Elliptic curves of conductor $2^m p$, quadratic twists, and Watkins' conjecture

TL;DR

This paper investigates Watkins' conjecture relating the rank of elliptic curves to their modular degree, providing new cases where the conjecture holds, especially for curves with specific reduction properties and rational points of order two.

Contribution

The paper establishes new instances of Watkins' conjecture for elliptic curves with particular reduction types and torsion points, expanding the known cases where the conjecture is verified.

Findings

Watkins' conjecture holds for elliptic curves with additive reduction at 2.

The conjecture is verified for curves with good reduction outside at most two odd primes.

Elliptic curves with a rational point of order two satisfy Watkins' conjecture.

Abstract

Let $\mathsf{E}/\mathbb{Q}$ be an elliptic curve.

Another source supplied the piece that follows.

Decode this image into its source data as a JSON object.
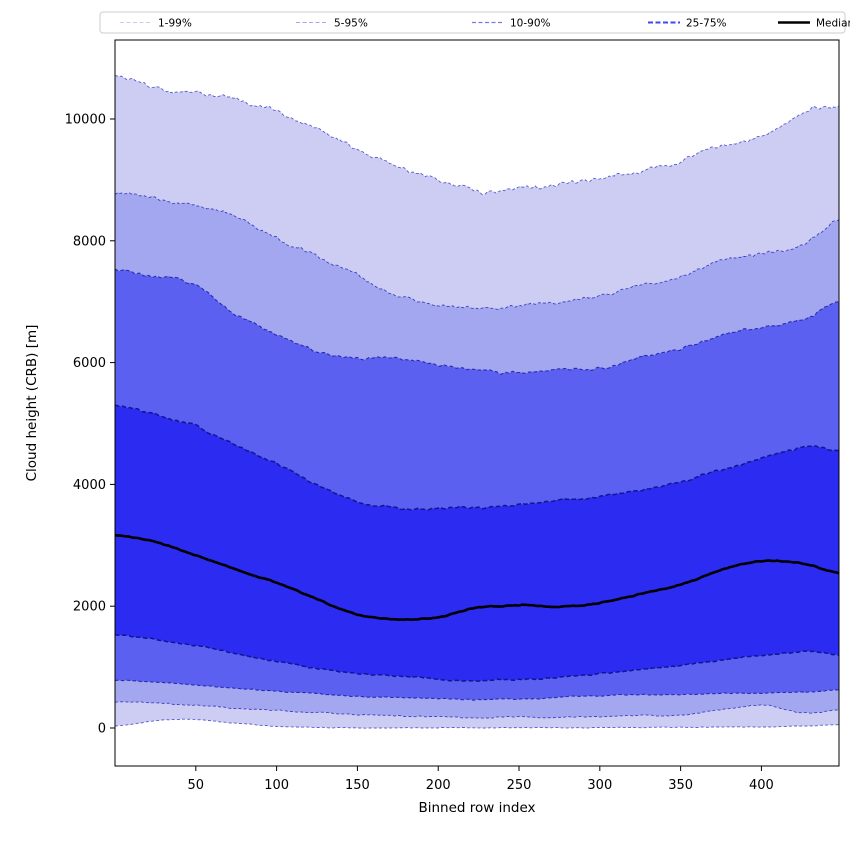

By the modularity theorem, it admits a surjection from a modular curve $X_0(N) \to \mathsf{E}$, and the minimal degree among such maps is called the modular degree of $\mathsf{E}$. By the Mordell--Weil Theorem, $\mathsf{E}(\mathbb{Q})\simeq \mathbb{Z}^r \oplus T$ for some nonnegative integer $r$ and some finite group $T$. Watkins' Conjecture predicts that $2^r$ divides the modular degree, thus suggesting an intriguing link between these geometrically- and algebraically-defined invariants. We offer some new cases of Watkins' Conjecture, specifically for elliptic curves with additive reduction at $2$, good reduction outside of at most two odd primes, and a rational point of order two.